Thanks to one of the blog readers, Jeffrey Meyerson, for steering me to Bill Pronzini’s western, Give-a-Damn Jones. Artemis Jones, or Give-a-Damn Jones, is the perfect example of the American paladin, a knight of the road who rides in and cleans up a town. In this case, Jones won’t admit he’s on the side of good, but those who know him tell of his legend.

Owen Hazard was twenty-four when he met Jones for the first time, but he’d heard story of the man who was only ten years older than Hazard at the time. Owen Hazard is only the first person to tell of his encounter with the man. Hazard looks up to Jones because they share a profession. They’re both itinerant typographers, men with restless souls who traveled the country taking jobs at newspapers, and then moving on when they become restless again. Hazard tells of meeting Jones in Butte, Montana, at that time one of the wildest towns of the west. After Jones wins a horse in a poker game, he sets out across the territory on horseback, instead of by railroad as he usually traveled.

Several people tell of Jones’ arrival in a troubled town, Box Elder, in Montana. One is a ranch hand for a cattle rancher who is still powerful in the county, although farmers are moving in and they’re fighting ranchers for land. A teenager, son of the newspaper owner, recognizes Jones’ name, and hopes his father will hire him. Give-a-Damn Jones never tells the story of the man wrongly convicted who served time for five years, his love for the rancher’s daughter, the man who may have lied to convict him. But bartenders and shopkeepers and the newspaper owner and the sheriff recognize the trouble in their town, and the need to clean it up. And, by the time Owen Hazard runs into Jones again, he’s heard the stories out of Box Elder.

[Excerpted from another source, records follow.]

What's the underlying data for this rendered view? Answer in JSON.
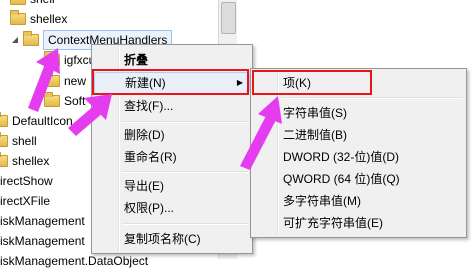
{
  "tree": {
    "items": [
      {
        "label": "shell"
      },
      {
        "label": "shellex"
      },
      {
        "label": "ContextMenuHandlers"
      },
      {
        "label": "igfxcu"
      },
      {
        "label": "new"
      },
      {
        "label": "Soft"
      },
      {
        "label": "DefaultIcon"
      },
      {
        "label": "shell"
      },
      {
        "label": "shellex"
      },
      {
        "label": "irectShow"
      },
      {
        "label": "irectXFile"
      },
      {
        "label": "iskManagement"
      },
      {
        "label": "iskManagement"
      },
      {
        "label": "iskManagement.DataObject"
      }
    ]
  },
  "context_menu": {
    "items": {
      "collapse": "折叠",
      "new": "新建(N)",
      "find": "查找(F)...",
      "delete": "删除(D)",
      "rename": "重命名(R)",
      "export": "导出(E)",
      "permissions": "权限(P)...",
      "copy_key_name": "复制项名称(C)"
    }
  },
  "submenu": {
    "items": {
      "key": "项(K)",
      "string_value": "字符串值(S)",
      "binary_value": "二进制值(B)",
      "dword_value": "DWORD (32-位)值(D)",
      "qword_value": "QWORD (64 位)值(Q)",
      "multi_string_value": "多字符串值(M)",
      "expandable_string_value": "可扩充字符串值(E)"
    }
  },
  "colors": {
    "highlight_box": "#e8151b",
    "arrow": "#e63cf0"
  }
}
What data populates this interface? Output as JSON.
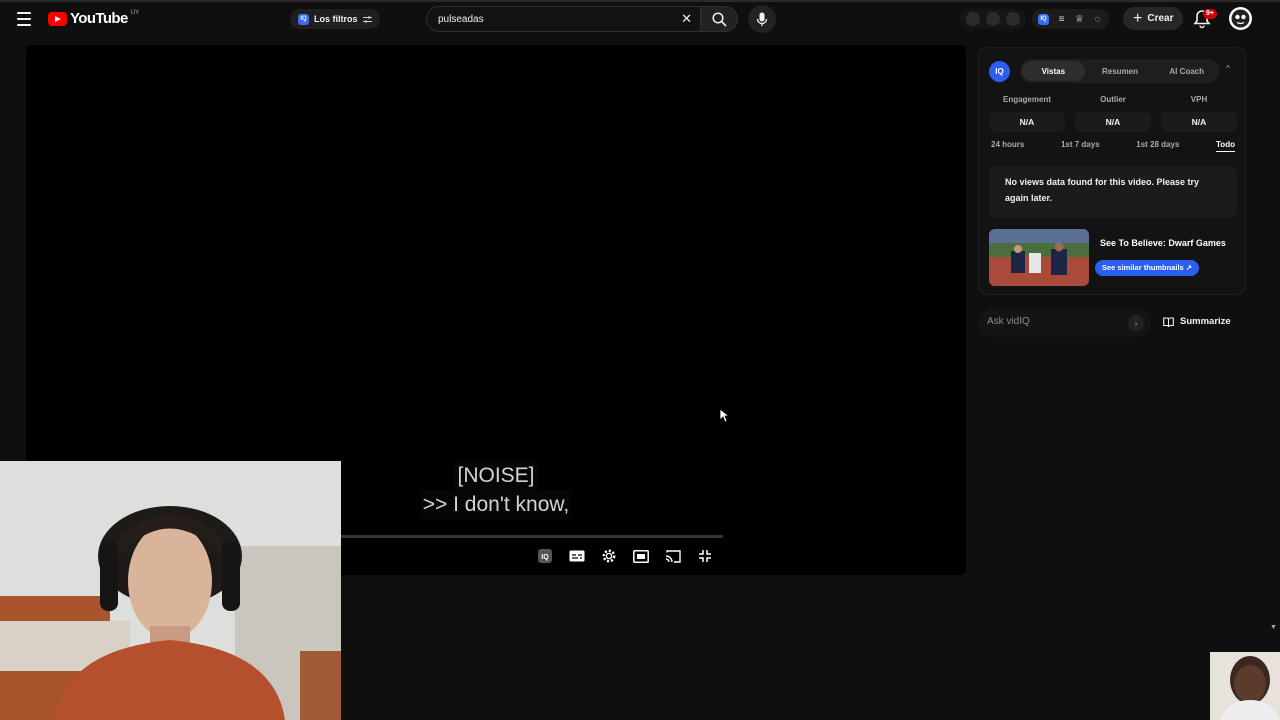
{
  "header": {
    "logo_text": "YouTube",
    "country_code": "UY",
    "filters_label": "Los filtros",
    "search_value": "pulseadas",
    "create_label": "Crear",
    "notifications_badge": "9+"
  },
  "player": {
    "captions": [
      "[NOISE]",
      ">> I don't know,"
    ]
  },
  "vidiq": {
    "logo": "IQ",
    "tabs": [
      "Vistas",
      "Resumen",
      "AI Coach"
    ],
    "active_tab": "Vistas",
    "metrics": [
      {
        "label": "Engagement",
        "value": "N/A"
      },
      {
        "label": "Outlier",
        "value": "N/A"
      },
      {
        "label": "VPH",
        "value": "N/A"
      }
    ],
    "ranges": [
      "24 hours",
      "1st 7 days",
      "1st 28 days",
      "Todo"
    ],
    "active_range": "Todo",
    "no_data_message": "No views data found for this video. Please try again later.",
    "video_title": "See To Believe: Dwarf Games",
    "similar_thumbnails_label": "See similar thumbnails",
    "ask_placeholder": "Ask vidIQ",
    "summarize_label": "Summarize"
  },
  "colors": {
    "youtube_red": "#ff0000",
    "vidiq_blue": "#2d5ef0",
    "background": "#0f0f0f"
  }
}
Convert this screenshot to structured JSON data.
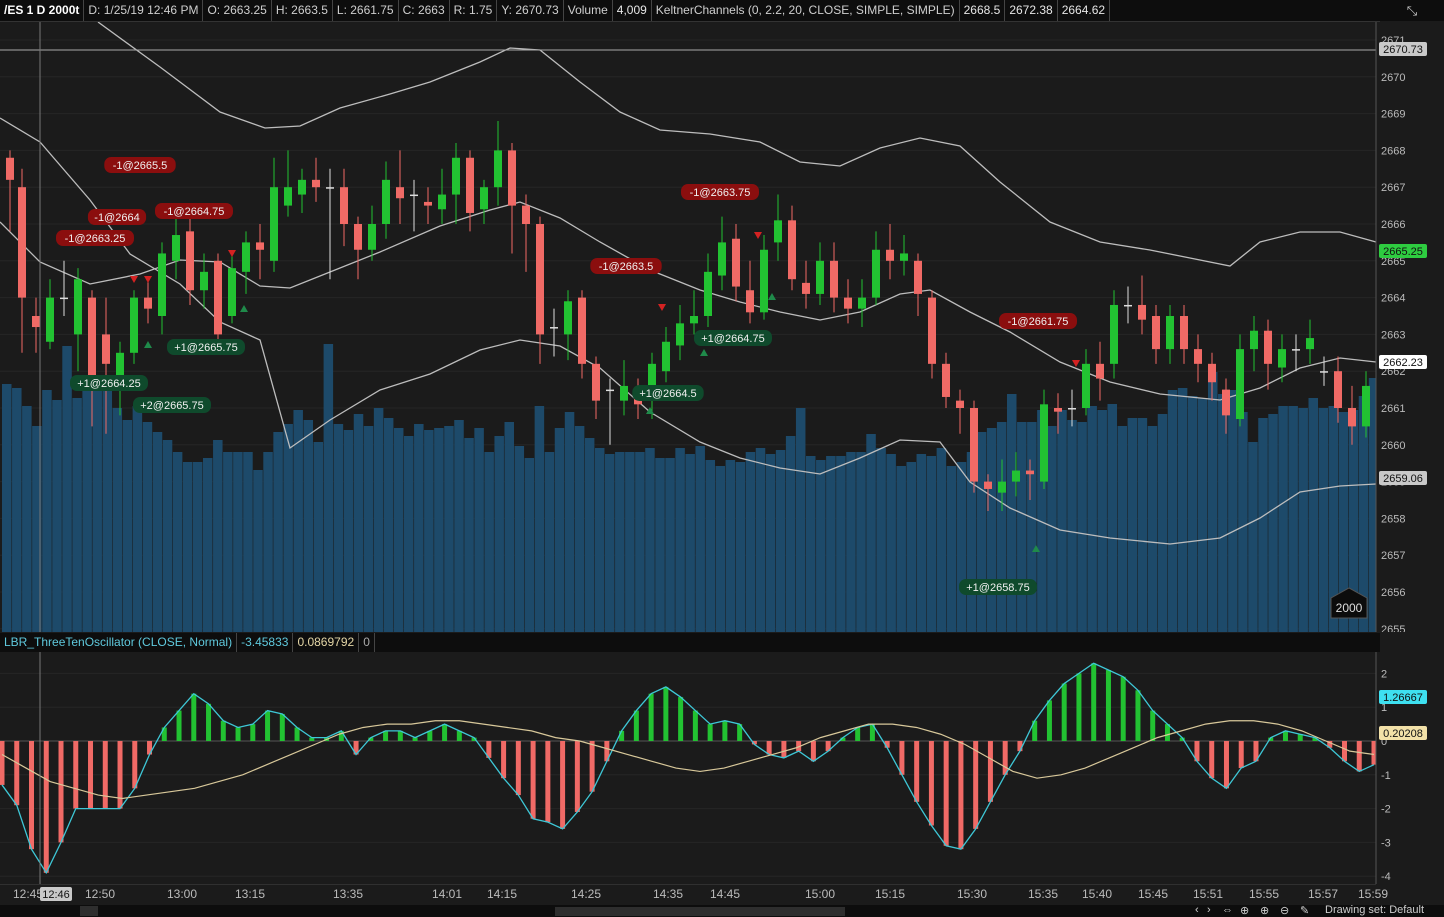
{
  "header": {
    "symbol": "/ES 1 D 2000t",
    "date": "D: 1/25/19 12:46 PM",
    "open": "O: 2663.25",
    "high": "H: 2663.5",
    "low": "L: 2661.75",
    "close": "C: 2663",
    "range": "R: 1.75",
    "y": "Y: 2670.73",
    "volume_label": "Volume",
    "volume_value": "4,009",
    "study": "KeltnerChannels (0, 2.2, 20, CLOSE, SIMPLE, SIMPLE)",
    "study_v1": "2668.5",
    "study_v2": "2672.38",
    "study_v3": "2664.62",
    "collapse_icon": "collapse-arrows-icon"
  },
  "oscillator_header": {
    "name": "LBR_ThreeTenOscillator (CLOSE, Normal)",
    "v1": "-3.45833",
    "v2": "0.0869792",
    "v3": "0"
  },
  "colors": {
    "up": "#22c232",
    "down": "#f06a66",
    "volume": "#1d4a6a",
    "band": "#bdbdbd",
    "sell_bubble": "#8b0e0e",
    "buy_bubble": "#0f4a2c",
    "osc_line": "#3ec7d6",
    "osc_signal": "#d8c89a"
  },
  "price_axis": {
    "ticks": [
      "2671",
      "2670",
      "2669",
      "2668",
      "2667",
      "2666",
      "2665",
      "2664",
      "2663",
      "2662",
      "2661",
      "2660",
      "2659",
      "2658",
      "2657",
      "2656",
      "2655"
    ],
    "cursor_label": "2670.73",
    "last_price_label": "2665.25",
    "mid_band_label": "2662.23",
    "lower_band_label": "2659.06",
    "tick_count_badge": "2000"
  },
  "osc_axis": {
    "ticks": [
      "2",
      "1",
      "0",
      "-1",
      "-2",
      "-3",
      "-4"
    ],
    "value_label": "1.26667",
    "signal_label": "0.20208"
  },
  "time_axis": {
    "cursor_label": "12:46",
    "labels": [
      "12:45",
      "12:50",
      "13:00",
      "13:15",
      "13:35",
      "14:01",
      "14:15",
      "14:25",
      "14:35",
      "14:45",
      "15:00",
      "15:15",
      "15:30",
      "15:35",
      "15:40",
      "15:45",
      "15:51",
      "15:55",
      "15:57",
      "15:59"
    ]
  },
  "trades": [
    {
      "label": "-1@2665.5",
      "side": "sell"
    },
    {
      "label": "-1@2664",
      "side": "sell"
    },
    {
      "label": "-1@2663.25",
      "side": "sell"
    },
    {
      "label": "-1@2664.75",
      "side": "sell"
    },
    {
      "label": "+1@2665.75",
      "side": "buy"
    },
    {
      "label": "+1@2664.25",
      "side": "buy"
    },
    {
      "label": "+2@2665.75",
      "side": "buy"
    },
    {
      "label": "-1@2663.75",
      "side": "sell"
    },
    {
      "label": "-1@2663.5",
      "side": "sell"
    },
    {
      "label": "+1@2664.75",
      "side": "buy"
    },
    {
      "label": "+1@2664.5",
      "side": "buy"
    },
    {
      "label": "-1@2661.75",
      "side": "sell"
    },
    {
      "label": "+1@2658.75",
      "side": "buy"
    }
  ],
  "bottom_bar": {
    "drawing_set": "Drawing set: Default",
    "tool_icons": [
      "pan-icon",
      "crosshair-icon",
      "zoom-in-icon",
      "zoom-out-icon",
      "pencil-icon"
    ]
  }
}
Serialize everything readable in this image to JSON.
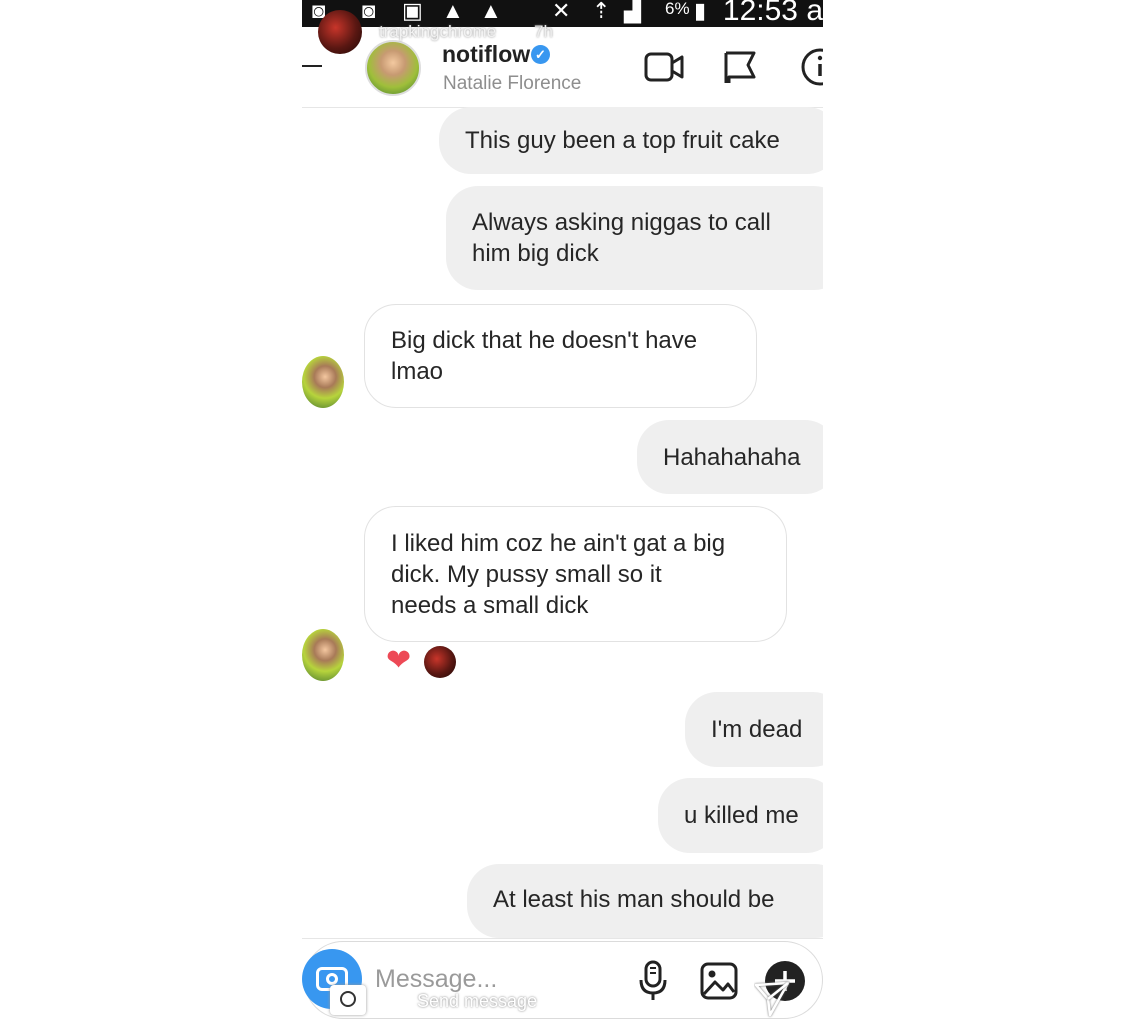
{
  "status_bar": {
    "battery": "6%",
    "time": "12:53 a"
  },
  "story_overlay": {
    "username": "trapkingchrome",
    "time_ago": "7h"
  },
  "header": {
    "username": "notiflow",
    "subtitle": "Natalie Florence",
    "icons": [
      "video-call-icon",
      "flag-icon",
      "info-icon"
    ]
  },
  "messages": [
    {
      "side": "out",
      "text": "This guy been a top fruit cake"
    },
    {
      "side": "out",
      "text": "Always asking niggas to call\nhim big dick"
    },
    {
      "side": "in",
      "text": "Big dick that he doesn't have\nlmao"
    },
    {
      "side": "out",
      "text": "Hahahahaha"
    },
    {
      "side": "in",
      "text": "I liked him coz he ain't gat a big\ndick. My pussy small so it\nneeds a small dick",
      "reaction": "heart"
    },
    {
      "side": "out",
      "text": "I'm dead"
    },
    {
      "side": "out",
      "text": "u killed me"
    },
    {
      "side": "out",
      "text": "At least his man should be"
    }
  ],
  "composer": {
    "placeholder": "Message...",
    "send_overlay_label": "Send message"
  },
  "colors": {
    "accent_blue": "#3897f0",
    "heart_red": "#ed4956",
    "outgoing_bubble": "#efefef"
  }
}
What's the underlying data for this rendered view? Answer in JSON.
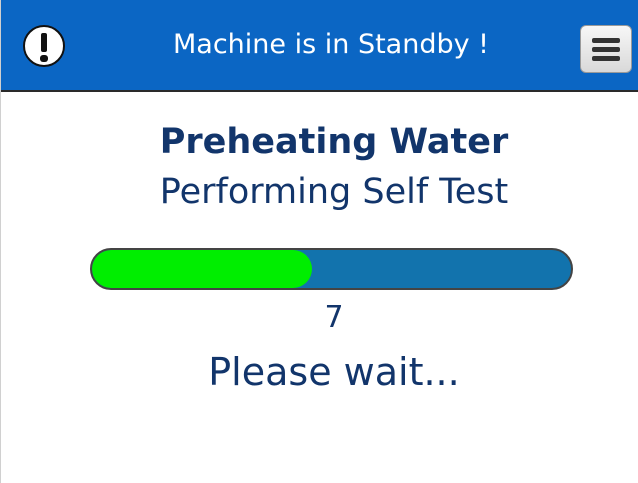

Give-a-Damn Jones doesn’t care to be called that, but he was given that nickname because of the stories. “You’re always willing to help folks in need or trouble. That you can’t abide injustice, can’t step aside from it no matter what.”

Bill Pronzini is an acknowledged master of the turn of phrase. Mystery Writers of America named him a Grand Master. But, he’s equally adept with a western, just another form of the paladin story. His descriptions of Montana, the wild towns, the landscape, the history behind the towns, is spare but beautiful. He takes readers into the time period and the setting. Give-a-Damn Jones seems to be a simple western. Actually, it’s a story of a man who becomes a legend in his time.

Give-a-Damn Jones by Bill Pronzini. Tom Doherty Associates, 2018. ISBN 9780765394392 (hardcover), 255p.